AS dan sekutunya telah menyuarakan keprihatinan tentang penahanan ini di forum internasional, menyerukan pembebasan warga negara mereka dan menjatuhkan sanksi kepada pejabat Tiongkok yang terlibat dalam pelanggaran hak asasi manusia. Selain itu, negara-negara semakin memperingatkan warga negaranya tentang risiko yang terkait dengan perjalanan ke Tiongkok, terutama di industri atau sektor yang sensitif secara politik.
Menanggapi kasus seperti kasus David Lin, anggota parlemen di AS telah mendesak tindakan yang lebih kuat untuk mengatasi tren yang lebih luas.
Kongres AS telah membahas undang-undang yang ditujukan untuk menghukum negara-negara yang terlibat dalam diplomasi penyanderaan, dengan potensi sanksi dan pembatasan perjalanan yang dikenakan pada pejabat yang bertanggung jawab atas penahanan sewenang-wenang.
Namun, Komisi Eksekutif Kongres untuk Tiongkok (CECC) akan mengadakan sidang pada tanggal 18 September untuk membahas penderitaan warga Amerika yang ditahan di Tiongkok.
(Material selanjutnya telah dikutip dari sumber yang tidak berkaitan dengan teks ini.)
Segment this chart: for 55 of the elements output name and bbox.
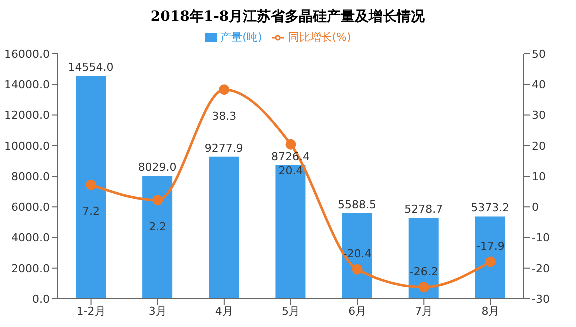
- point: [485, 256, 496, 268]
- data-label: 2.2: [149, 220, 167, 234]
- y-tick-label: 8000.0: [12, 170, 50, 184]
- data-label: -17.9: [476, 240, 505, 253]
- bar: [76, 76, 106, 299]
- y2-tick-label: 30: [532, 109, 546, 122]
- y2-tick-label: 10: [532, 170, 546, 184]
- data-label: 20.4: [278, 164, 304, 178]
- data-label: -20.4: [343, 248, 372, 261]
- data-label: 38.3: [212, 110, 237, 123]
- x-tick-label: 4月: [215, 304, 234, 318]
- y2-tick-label: 0: [532, 201, 539, 214]
- y-tick-label: 4000.0: [12, 232, 50, 245]
- data-label: 5373.2: [471, 202, 510, 215]
- y-tick-label: 10000.0: [4, 140, 50, 153]
- y-tick-label: 2000.0: [12, 262, 50, 276]
- data-label: 8029.0: [138, 161, 177, 174]
- y2-tick-label: -10: [532, 232, 550, 245]
- legend-label: 产量(吨): [220, 31, 262, 44]
- y-tick-label: 12000.0: [4, 109, 50, 122]
- point: [219, 84, 230, 96]
- bar: [475, 216, 506, 299]
- y2-tick-label: 40: [532, 78, 546, 92]
- data-label: 5588.5: [338, 198, 377, 212]
- y2-tick-label: 50: [532, 48, 546, 61]
- y2-tick-label: -20: [532, 262, 550, 276]
- chart-title: 2018年1-8月江苏省多晶硅产量及增长情况: [150, 8, 426, 27]
- point: [86, 180, 97, 190]
- point: [418, 282, 430, 293]
- data-label: -26.2: [410, 265, 438, 278]
- bar: [342, 213, 372, 299]
- x-tick-label: 6月: [348, 304, 367, 318]
- y-tick-label: 0.0: [32, 292, 50, 306]
- bar: [408, 218, 439, 299]
- data-label: 14554.0: [68, 61, 114, 74]
- x-tick-label: 8月: [482, 304, 500, 318]
- data-label: 7.2: [82, 205, 100, 218]
- legend-label: 同比增长(%): [288, 31, 352, 44]
- data-label: 9277.9: [204, 142, 244, 155]
- x-tick-label: 3月: [148, 304, 167, 318]
- y2-tick-label: 20: [532, 140, 546, 153]
- x-tick-label: 1-2月: [76, 304, 106, 318]
- point: [286, 139, 296, 150]
- x-tick-label: 7月: [415, 304, 434, 318]
- data-label: 5278.7: [404, 203, 444, 216]
- x-tick-label: 5月: [282, 304, 300, 318]
- point: [352, 264, 363, 275]
- point: [152, 195, 164, 206]
- y2-tick-label: -30: [532, 292, 550, 306]
- y-tick-label: 14000.0: [4, 78, 50, 92]
- y-tick-label: 16000.0: [4, 48, 50, 61]
- y-tick-label: 6000.0: [12, 201, 50, 214]
- bar: [276, 165, 306, 299]
- bar: [142, 176, 173, 299]
- bar: [209, 156, 240, 299]
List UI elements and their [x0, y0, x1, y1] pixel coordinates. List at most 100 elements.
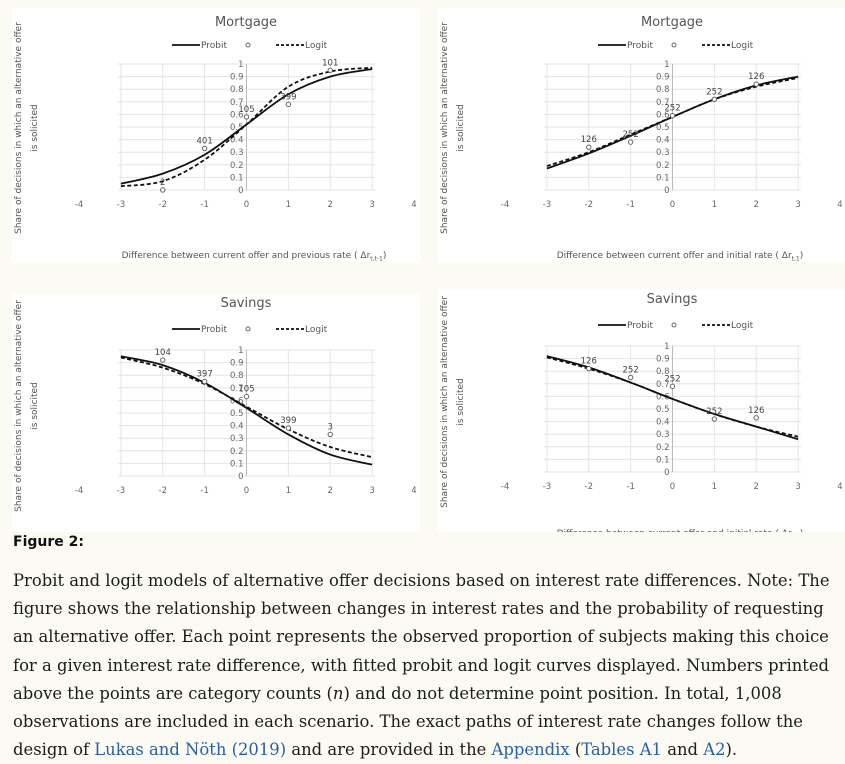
y-tick-label: 0.1: [656, 455, 670, 465]
y-tick-label: 1: [238, 60, 243, 70]
y-tick-label: 0: [238, 186, 243, 196]
data-point: [243, 114, 250, 120]
table-a2-link[interactable]: A2: [703, 740, 726, 760]
data-point: [201, 145, 208, 152]
y-tick-label: 0.2: [656, 443, 670, 453]
chart-mortgage-previous-rate: Mortgage Probit Logit 0 0.1 0.2 0.3 0.4 0.5 0.6 0.…: [0, 0, 422, 266]
y-tick-label: 0.5: [656, 405, 670, 415]
data-count-label: 101: [322, 58, 338, 68]
data-point: [243, 393, 250, 400]
x-tick-label: 1: [286, 486, 291, 496]
data-point: [627, 139, 634, 145]
data-count-label: 3: [328, 422, 333, 432]
data-count-label: 252: [623, 366, 639, 376]
chart-title: Mortgage: [215, 15, 277, 30]
data-point: [586, 144, 592, 150]
data-count-label: 397: [197, 370, 213, 380]
y-axis-label-line1: Share of decisions in which an alternati…: [14, 22, 24, 234]
data-point: [711, 96, 718, 102]
y-tick-label: 0.3: [230, 148, 244, 158]
y-axis-label-line2: is solicited: [456, 378, 466, 425]
figure-caption: Probit and logit models of alternative o…: [13, 567, 838, 764]
x-tick-label: 1: [712, 200, 717, 210]
y-tick-label: 0.7: [230, 384, 244, 394]
y-tick-label: 0.2: [230, 447, 244, 457]
x-tick-label: 2: [328, 200, 333, 210]
caption-text-6: ).: [725, 740, 738, 760]
data-count-label: 105: [238, 385, 254, 395]
legend-point-marker: [671, 322, 677, 328]
legend-logit-label: Logit: [731, 41, 754, 51]
y-tick-label: 0.5: [656, 123, 670, 133]
y-tick-label: 0.3: [230, 434, 244, 444]
y-tick-label: 1: [664, 342, 669, 352]
x-axis-label: Difference between current offer and ini…: [557, 251, 804, 263]
plot-background: [438, 8, 845, 262]
tables-a1-link[interactable]: Tables A1: [581, 740, 662, 760]
x-tick-label: 2: [328, 486, 333, 496]
caption-n: n: [332, 683, 344, 703]
reference-link-lukas-noth[interactable]: Lukas and Nöth (2019): [94, 740, 287, 760]
y-tick-label: 0.3: [656, 430, 670, 440]
data-point: [711, 416, 718, 422]
data-point: [327, 67, 333, 74]
y-tick-label: 0.9: [656, 355, 670, 365]
data-point: [285, 425, 292, 431]
figure-label: Figure 2:: [13, 534, 84, 550]
data-count-label: 104: [155, 348, 171, 358]
chart-mortgage-initial-rate: Mortgage Probit Logit 0 0.1 0.2 0.3 0.4 0.5 0.6 0.…: [423, 0, 845, 266]
x-tick-label: -4: [501, 482, 509, 492]
y-tick-label: 0.4: [230, 136, 244, 146]
y-tick-label: 0.6: [656, 110, 670, 120]
appendix-link[interactable]: Appendix: [491, 740, 570, 760]
legend-logit-label: Logit: [731, 321, 754, 331]
logit-curve: [546, 356, 799, 438]
y-tick-label: 0.6: [230, 110, 244, 120]
data-count-label: 105: [238, 105, 254, 115]
x-tick-label: -1: [626, 482, 634, 492]
legend-probit-label: Probit: [201, 325, 227, 335]
y-axis-label-line1: Share of decisions in which an alternati…: [440, 296, 450, 508]
x-tick-label: 3: [369, 200, 374, 210]
x-tick-label: -2: [159, 200, 167, 210]
data-count-label: 401: [197, 136, 213, 146]
y-tick-label: 0.9: [656, 73, 670, 83]
x-tick-label: 4: [837, 200, 842, 210]
data-point: [327, 431, 333, 438]
y-tick-label: 0.9: [230, 73, 244, 83]
legend-logit-label: Logit: [305, 41, 328, 51]
x-tick-label: -2: [585, 482, 593, 492]
x-tick-label: -4: [501, 200, 509, 210]
y-tick-label: 0: [238, 472, 243, 482]
y-axis-label-line2: is solicited: [30, 382, 40, 429]
x-tick-label: 0: [670, 482, 675, 492]
plot-background: [438, 290, 845, 532]
x-tick-label: 0: [670, 200, 675, 210]
data-count-label: 126: [581, 357, 597, 367]
data-point: [586, 365, 592, 372]
probit-curve: [120, 355, 373, 466]
chart-title: Savings: [221, 296, 272, 311]
x-tick-label: 3: [369, 486, 374, 496]
chart-savings-initial-rate: Savings Probit Logit 0 0.1 0.2 0.3 0.4 0.5 0.6 0.7…: [423, 266, 845, 532]
data-point: [669, 383, 676, 390]
legend-probit-label: Probit: [201, 41, 227, 51]
chart-title: Mortgage: [641, 15, 703, 30]
logit-curve: [120, 356, 373, 458]
data-count-label: 2: [160, 178, 165, 188]
legend-probit-label: Probit: [627, 41, 653, 51]
data-count-label: 252: [623, 130, 639, 140]
x-tick-label: -1: [200, 486, 208, 496]
x-tick-label: -3: [117, 200, 125, 210]
y-tick-label: 0.1: [230, 459, 244, 469]
logit-curve: [120, 66, 373, 188]
plot-background: [12, 8, 420, 262]
x-tick-label: 4: [411, 200, 416, 210]
x-tick-label: -4: [75, 486, 83, 496]
x-tick-label: 0: [244, 200, 249, 210]
data-point: [285, 101, 292, 108]
caption-text-5: and: [661, 740, 704, 760]
legend-probit-label: Probit: [627, 321, 653, 331]
data-point: [160, 357, 166, 363]
x-tick-label: -4: [75, 200, 83, 210]
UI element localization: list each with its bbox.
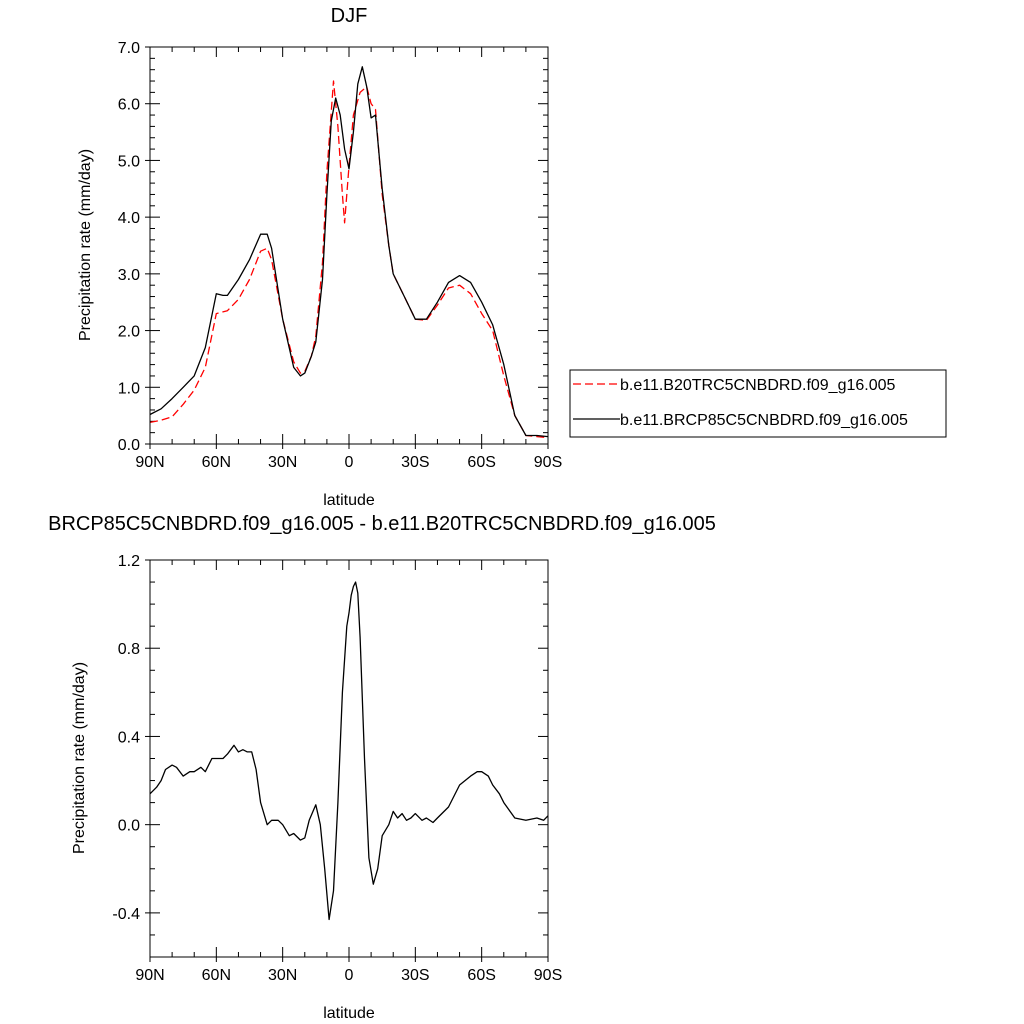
bottom-x-axis-title: latitude — [323, 1005, 375, 1022]
bottom-y-tick-label: 0.8 — [118, 641, 140, 658]
bottom-x-tick-label: 0 — [345, 967, 354, 984]
top-plot-frame — [149, 46, 549, 445]
top-series-lines — [149, 66, 549, 438]
top-y-tick-label: 0.0 — [118, 437, 140, 454]
bottom-x-tick-label: 30N — [268, 967, 297, 984]
top-y-tick-label: 6.0 — [118, 97, 140, 114]
bottom-x-tick-label: 30S — [401, 967, 429, 984]
top-x-tick-label: 30S — [401, 454, 429, 471]
legend: b.e11.B20TRC5CNBDRD.f09_g16.005 b.e11.BR… — [569, 369, 947, 438]
bottom-y-tick-label: 1.2 — [118, 553, 140, 570]
bottom-plot-frame — [149, 559, 549, 958]
top-x-tick-label: 0 — [345, 454, 354, 471]
top-x-tick-label: 30N — [268, 454, 297, 471]
bottom-series-line-0 — [149, 581, 549, 921]
top-y-tick-label: 7.0 — [118, 40, 140, 57]
top-x-axis-title: latitude — [323, 492, 375, 509]
bottom-y-tick-label: 0.0 — [118, 818, 140, 835]
top-chart-title: DJF — [331, 5, 368, 27]
legend-label-b20trc5: b.e11.B20TRC5CNBDRD.f09_g16.005 — [620, 377, 896, 394]
bottom-x-tick-label: 90N — [135, 967, 164, 984]
top-y-tick-label: 3.0 — [118, 267, 140, 284]
bottom-y-tick-label: 0.4 — [118, 729, 140, 746]
bottom-panel: BRCP85C5CNBDRD.f09_g16.005 - b.e11.B20TR… — [48, 513, 716, 1022]
bottom-y-tick-label: -0.4 — [112, 906, 140, 923]
top-series-line-1 — [149, 66, 549, 438]
legend-box — [569, 369, 947, 438]
bottom-y-axis-title: Precipitation rate (mm/day) — [71, 662, 88, 854]
bottom-axis-ticks: 90N 60N 30N 0 30S 60S 90S -0.4 0.0 0.4 0.8 1.2 — [112, 553, 562, 984]
top-y-tick-label: 1.0 — [118, 380, 140, 397]
bottom-series-lines — [149, 581, 549, 921]
legend-label-brcp85: b.e11.BRCP85C5CNBDRD.f09_g16.005 — [620, 412, 908, 429]
top-x-tick-label: 60S — [467, 454, 495, 471]
top-y-tick-label: 2.0 — [118, 324, 140, 341]
top-panel: DJF latitude Precipitation rate (mm/day)… — [77, 5, 562, 509]
bottom-x-tick-label: 60N — [202, 967, 231, 984]
top-y-axis-title: Precipitation rate (mm/day) — [77, 149, 94, 341]
top-axis-ticks: 90N 60N 30N 0 30S 60S 90S 0.0 1.0 2.0 3.0 4.0 5.0 6.0… — [118, 40, 562, 471]
top-x-tick-label: 90S — [534, 454, 562, 471]
top-series-line-0 — [149, 80, 548, 438]
top-x-tick-label: 90N — [135, 454, 164, 471]
top-y-tick-label: 4.0 — [118, 210, 140, 227]
top-y-tick-label: 5.0 — [118, 153, 140, 170]
bottom-x-tick-label: 60S — [467, 967, 495, 984]
bottom-x-tick-label: 90S — [534, 967, 562, 984]
bottom-chart-title: BRCP85C5CNBDRD.f09_g16.005 - b.e11.B20TR… — [48, 513, 716, 535]
top-x-tick-label: 60N — [202, 454, 231, 471]
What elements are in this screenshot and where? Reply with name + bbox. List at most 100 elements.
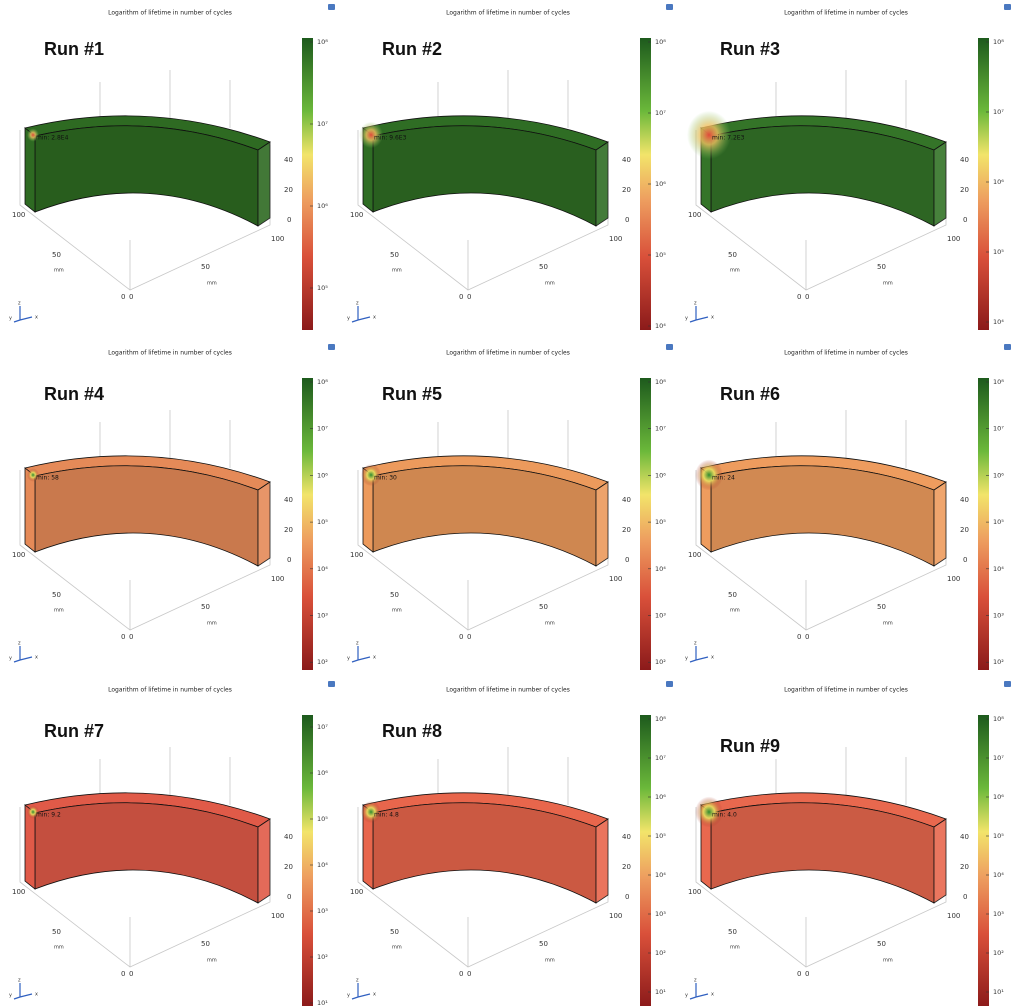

Saksi yang akan hadir termasuk Nelson Wells Sr., ayah dari warga negara AS yang ditahan Nelson Wells Jr.; Harrison Li, putra Kai Li; Tim Hunt, saudara Dawn Michelle Hunt, warga negara Amerika lainnya yang ditahan; dan jurnalis Peter Humphrey, mantan tahanan di Tiongkok.
Departemen Luar Negeri AS telah mengeluarkan peringatan perjalanan, mendesak warga Amerika untuk "mempertimbangkan kembali perjalanan" ke Tiongkok daratan karena "penegakan hukum setempat yang sewenang-wenang," yang mencakup penggunaan larangan keluar dan penahanan yang salah.
Menurut nasihat tersebut, Beijing dapat mencegah orang asing meninggalkan negara tersebut karena berbagai alasan, seperti memaksa mereka untuk berpartisipasi dalam penyelidikan atau menyelesaikan sengketa perdata demi kepentingan warga negara Tiongkok.
Saat ini, lebih dari 200 warga Amerika menjadi sasaran "tindakan pemaksaan" di Tiongkok, dan lebih dari 30 orang berada di bawah larangan keluar, The Epoch Times melaporkan, mengutip kelompok advokasi yang berbasis di San Francisco Dui Hua Foundation, yang juga menyambut baik pembebasan David Lin pada tanggal 15 September.
Pada tahun 2023, kelompok hak asasi manusia yang berbasis di Spanyol Safeguard Defenders melaporkan peningkatan tajam dalam jumlah orang yang ditempatkan di bawah larangan keluar oleh rezim Tiongkok selama dekade terakhir, lapor The Epoch Times.
"Siapa pun bisa menjadi sasaran, pembela hak asasi manusia, pebisnis, pejabat, dan warga negara asing," demikian pernyataan laporan tersebut.
Menanggapi pembebasan Lin, James Foley Legacy Foundation, sebuah organisasi yang mengadvokasi kebebasan sandera AS di luar negeri, menyatakan optimisme di media sosial, sebagaimana dilaporkan oleh The Epoch Times.
“Pembebasan Lin merupakan tanda yang menggembirakan,” demikian pernyataan yayasan tersebut di X, seraya menambahkan, “Kami berharap semua warga Amerika yang ditahan secara salah di Tiongkok dapat dipertemukan kembali dengan keluarga mereka sesegera mungkin.”